The P adsorption by sediment is affected by both internal factors (e.g., particle size and mineral composition) and external environmental factors (e.g., Ce, pH, IS, and S). In this study, P adsorption was studied from the perspective of mineral composition and a simple but general formula was proposed. The main conclusions are as follows:

  1. (1)

    Different minerals have different surface morphologies and lattice structures, leading to different adsorption properties. Although the contents of clay minerals are small in sediment, their P adsorption capacities are much larger than those of other minerals, which may greatly contribute to P adsorption.

  2. (2)

    Finer particles generally have a greater SSA and more potential surface-active sites, leading to a higher adsorption capacity.

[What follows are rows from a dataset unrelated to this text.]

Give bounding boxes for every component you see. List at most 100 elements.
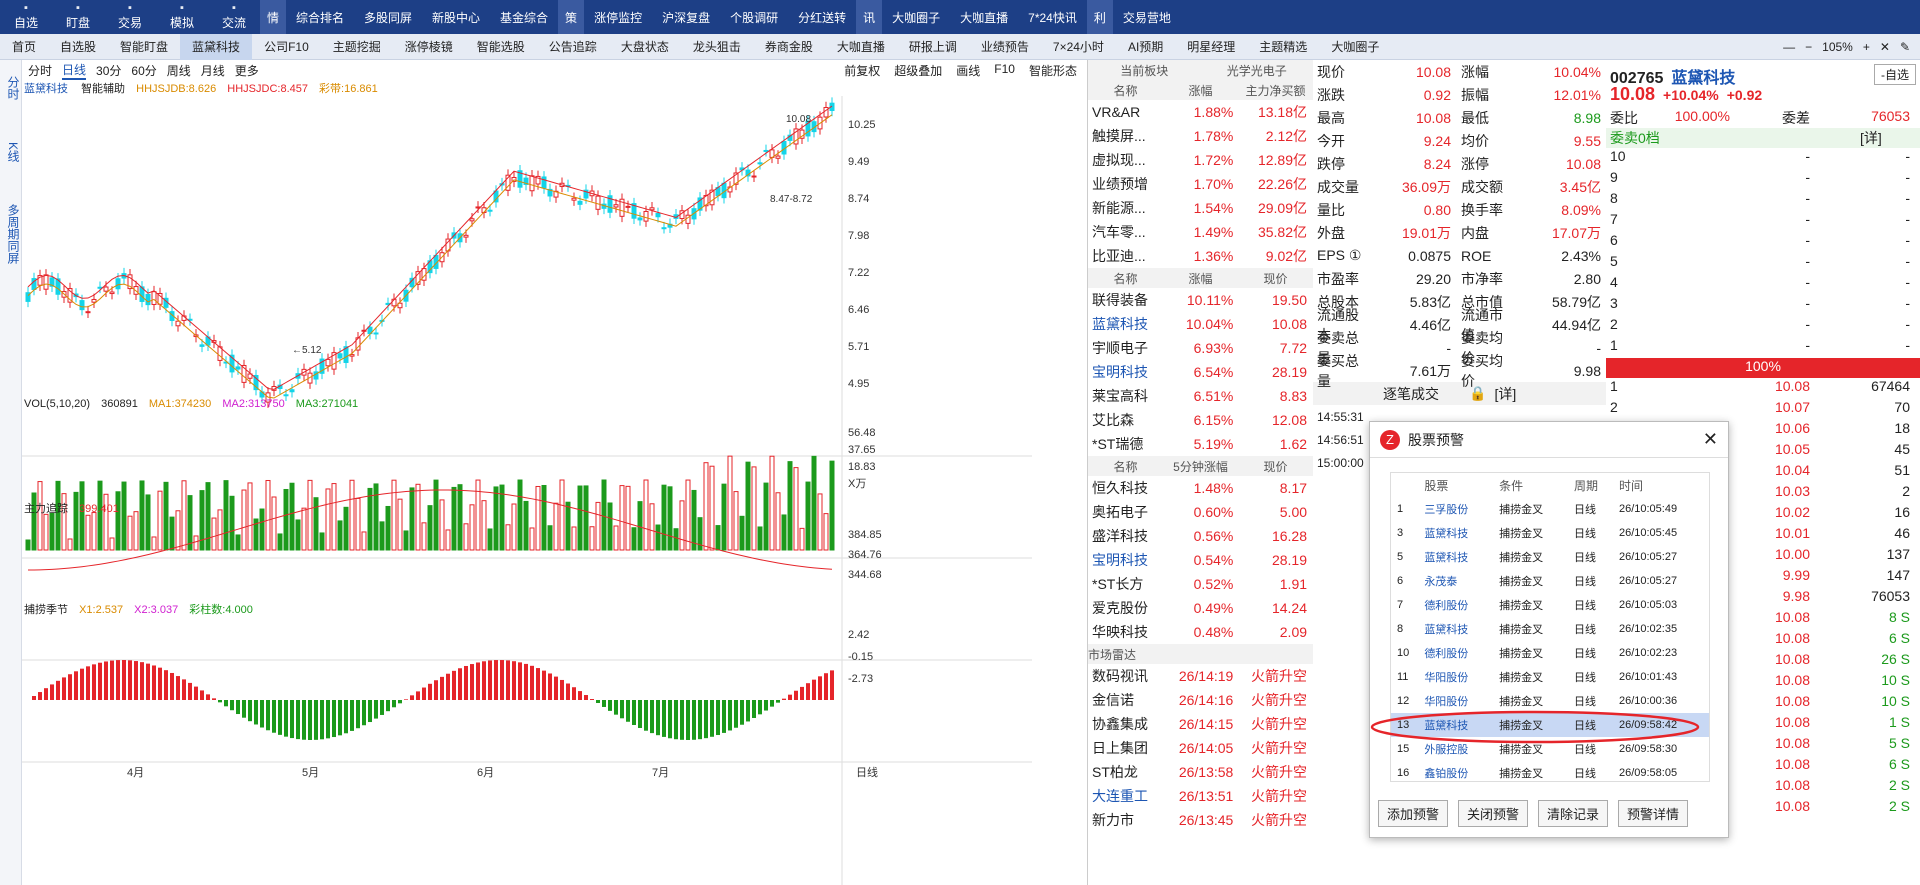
- view-nav-0[interactable]: 分时: [0, 70, 22, 106]
- bz-x1: X1:2.537: [79, 604, 124, 616]
- radar-row[interactable]: ST柏龙 26/13:58 火箭升空: [1088, 760, 1313, 784]
- zl-legend: 主力追踪 399.401: [24, 500, 119, 516]
- gainer-row[interactable]: 宝明科技 6.54% 28.19: [1088, 360, 1313, 384]
- close-icon[interactable]: ✕: [1703, 429, 1718, 450]
- subtab-9[interactable]: 大盘状态: [609, 34, 681, 60]
- nav-item-3-0[interactable]: 交易营地: [1113, 9, 1181, 26]
- nav-item-1-3[interactable]: 分红送转: [788, 9, 856, 26]
- subtab-12[interactable]: 大咖直播: [825, 34, 897, 60]
- subtab-19[interactable]: 大咖圈子: [1319, 34, 1391, 60]
- nav-item-1-0[interactable]: 涨停监控: [584, 9, 652, 26]
- speed-row[interactable]: *ST长方 0.52% 1.91: [1088, 572, 1313, 596]
- alert-row[interactable]: 13 蓝黛科技 捕捞金叉 日线 26/09:58:42: [1391, 713, 1709, 737]
- alert-button-0[interactable]: 添加预警: [1378, 800, 1449, 827]
- sector-row[interactable]: 新能源... 1.54% 29.09亿: [1088, 196, 1313, 220]
- gainer-row[interactable]: 艾比森 6.15% 12.08: [1088, 408, 1313, 432]
- zoom-out-icon[interactable]: —: [1783, 40, 1795, 54]
- subtab-15[interactable]: 7×24小时: [1041, 34, 1116, 60]
- subtab-10[interactable]: 龙头狙击: [681, 34, 753, 60]
- alert-row[interactable]: 1 三孚股份 捕捞金叉 日线 26/10:05:49: [1391, 497, 1709, 521]
- nav-item-0-3[interactable]: 基金综合: [490, 9, 558, 26]
- subtab-14[interactable]: 业绩预告: [969, 34, 1041, 60]
- subtab-18[interactable]: 主题精选: [1247, 34, 1319, 60]
- alert-list[interactable]: 股票 条件 周期 时间 1 三孚股份 捕捞金叉 日线 26/10:05:49 3 蓝黛科技 捕捞金叉日…: [1390, 472, 1710, 782]
- alert-button-3[interactable]: 预警详情: [1618, 800, 1689, 827]
- speed-row[interactable]: 宝明科技 0.54% 28.19: [1088, 548, 1313, 572]
- zoom-out-icon[interactable]: −: [1805, 40, 1812, 54]
- detail-link[interactable]: [详]: [1860, 128, 1882, 148]
- toolbar-icon[interactable]: ✎: [1900, 40, 1910, 54]
- subtab-0[interactable]: 首页: [0, 34, 48, 60]
- gainer-cell: 28.19: [1271, 364, 1308, 380]
- gainer-row[interactable]: 宇顺电子 6.93% 7.72: [1088, 336, 1313, 360]
- nav-item-2-2[interactable]: 7*24快讯: [1018, 9, 1087, 26]
- top-nav-3[interactable]: ▪ 模拟: [156, 0, 208, 34]
- speed-row[interactable]: 爱克股份 0.49% 14.24: [1088, 596, 1313, 620]
- sector-row[interactable]: 触摸屏... 1.78% 2.12亿: [1088, 124, 1313, 148]
- radar-row[interactable]: 新力市 26/13:45 火箭升空: [1088, 808, 1313, 832]
- nav-item-1-2[interactable]: 个股调研: [720, 9, 788, 26]
- alert-row[interactable]: 5 蓝黛科技 捕捞金叉 日线 26/10:05:27: [1391, 545, 1709, 569]
- alert-button-1[interactable]: 关闭预警: [1458, 800, 1529, 827]
- nav-item-2-1[interactable]: 大咖直播: [950, 9, 1018, 26]
- sector-row[interactable]: 比亚迪... 1.36% 9.02亿: [1088, 244, 1313, 268]
- radar-row[interactable]: 日上集团 26/14:05 火箭升空: [1088, 736, 1313, 760]
- gainer-row[interactable]: 联得装备 10.11% 19.50: [1088, 288, 1313, 312]
- sector-row[interactable]: 汽车零... 1.49% 35.82亿: [1088, 220, 1313, 244]
- radar-row[interactable]: 大连重工 26/13:51 火箭升空: [1088, 784, 1313, 808]
- subtab-11[interactable]: 券商金股: [753, 34, 825, 60]
- subtab-13[interactable]: 研报上调: [897, 34, 969, 60]
- alert-row[interactable]: 12 华阳股份 捕捞金叉 日线 26/10:00:36: [1391, 689, 1709, 713]
- subtab-2[interactable]: 智能盯盘: [108, 34, 180, 60]
- speed-row[interactable]: 奥拓电子 0.60% 5.00: [1088, 500, 1313, 524]
- gainer-row[interactable]: *ST瑞德 5.19% 1.62: [1088, 432, 1313, 456]
- top-nav-1[interactable]: ▪ 盯盘: [52, 0, 104, 34]
- subtab-1[interactable]: 自选股: [48, 34, 108, 60]
- toolbar-icon[interactable]: ✕: [1880, 40, 1890, 54]
- alert-row[interactable]: 15 外服控股 捕捞金叉 日线 26/09:58:30: [1391, 737, 1709, 761]
- nav-item-0-1[interactable]: 多股同屏: [354, 9, 422, 26]
- subtab-16[interactable]: AI预期: [1116, 34, 1175, 60]
- chart-canvas[interactable]: 10.25 9.49 8.74 7.98 7.22 6.46 5.71 4.95 ←5.12 10…: [22, 60, 1088, 885]
- toolbar-icon[interactable]: +: [1863, 40, 1870, 54]
- subtab-4[interactable]: 公司F10: [252, 34, 321, 60]
- radar-row[interactable]: 金信诺 26/14:16 火箭升空: [1088, 688, 1313, 712]
- subtab-7[interactable]: 智能选股: [465, 34, 537, 60]
- top-nav-4[interactable]: ▪ 交流: [208, 0, 260, 34]
- alert-row[interactable]: 8 蓝黛科技 捕捞金叉 日线 26/10:02:35: [1391, 617, 1709, 641]
- top-nav-2[interactable]: ▪ 交易: [104, 0, 156, 34]
- nav-item-0-0[interactable]: 综合排名: [286, 9, 354, 26]
- gainer-row[interactable]: 莱宝高科 6.51% 8.83: [1088, 384, 1313, 408]
- speed-row[interactable]: 华映科技 0.48% 2.09: [1088, 620, 1313, 644]
- alert-row[interactable]: 11 华阳股份 捕捞金叉 日线 26/10:01:43: [1391, 665, 1709, 689]
- detail-link[interactable]: [详]: [1494, 384, 1516, 404]
- speed-row[interactable]: 恒久科技 1.48% 8.17: [1088, 476, 1313, 500]
- gainer-row[interactable]: 蓝黛科技 10.04% 10.08: [1088, 312, 1313, 336]
- view-nav-1[interactable]: K线: [0, 136, 22, 168]
- radar-row[interactable]: 协鑫集成 26/14:15 火箭升空: [1088, 712, 1313, 736]
- remove-favorite-button[interactable]: -自选: [1874, 64, 1916, 85]
- speed-row[interactable]: 盛洋科技 0.56% 16.28: [1088, 524, 1313, 548]
- view-nav-2[interactable]: 多周期同屏: [0, 198, 22, 270]
- vol-value: 360891: [101, 398, 138, 410]
- nav-item-0-2[interactable]: 新股中心: [422, 9, 490, 26]
- sector-row[interactable]: 虚拟现... 1.72% 12.89亿: [1088, 148, 1313, 172]
- sector-row[interactable]: 业绩预增 1.70% 22.26亿: [1088, 172, 1313, 196]
- subtab-6[interactable]: 涨停棱镜: [393, 34, 465, 60]
- top-nav-0[interactable]: ▪ 自选: [0, 0, 52, 34]
- quote-row: EPS ① 0.0875 ROE 2.43%: [1313, 244, 1606, 267]
- nav-item-2-0[interactable]: 大咖圈子: [882, 9, 950, 26]
- subtab-3[interactable]: 蓝黛科技: [180, 33, 253, 60]
- alert-row[interactable]: 10 德利股份 捕捞金叉 日线 26/10:02:23: [1391, 641, 1709, 665]
- nav-item-1-1[interactable]: 沪深复盘: [652, 9, 720, 26]
- alert-row[interactable]: 16 鑫铂股份 捕捞金叉 日线 26/09:58:05: [1391, 761, 1709, 781]
- sector-row[interactable]: VR&AR 1.88% 13.18亿: [1088, 100, 1313, 124]
- subtab-17[interactable]: 明星经理: [1175, 34, 1247, 60]
- subtab-5[interactable]: 主题挖掘: [321, 34, 393, 60]
- subtab-8[interactable]: 公告追踪: [537, 34, 609, 60]
- alert-row[interactable]: 7 德利股份 捕捞金叉 日线 26/10:05:03: [1391, 593, 1709, 617]
- alert-row[interactable]: 6 永茂泰 捕捞金叉 日线 26/10:05:27: [1391, 569, 1709, 593]
- radar-row[interactable]: 数码视讯 26/14:19 火箭升空: [1088, 664, 1313, 688]
- alert-row[interactable]: 3 蓝黛科技 捕捞金叉 日线 26/10:05:45: [1391, 521, 1709, 545]
- alert-button-2[interactable]: 清除记录: [1538, 800, 1609, 827]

Furthermore, the mineral composition of sediment is also related to the particle size, i.e., a greater content of clay minerals can be observed in fine-grained sediment, which also affects P adsorption.

  3. (3)

    The amount of P adsorption is strongly correlated with Ce, followed by S, IS, and pH. Both the multivariable function (i.e., Eq. (10)) and the individual function of Ce (i.e., Eq. (11)) can reasonably predict the amount of P adsorption by sediment.

Overall, a formula that considers the external environmental factors from the perspective of pure minerals was proposed in this study, which can reliably predict P adsorption by sediment in different aqueous environments and can provide a foundation for the prediction of P dynamics.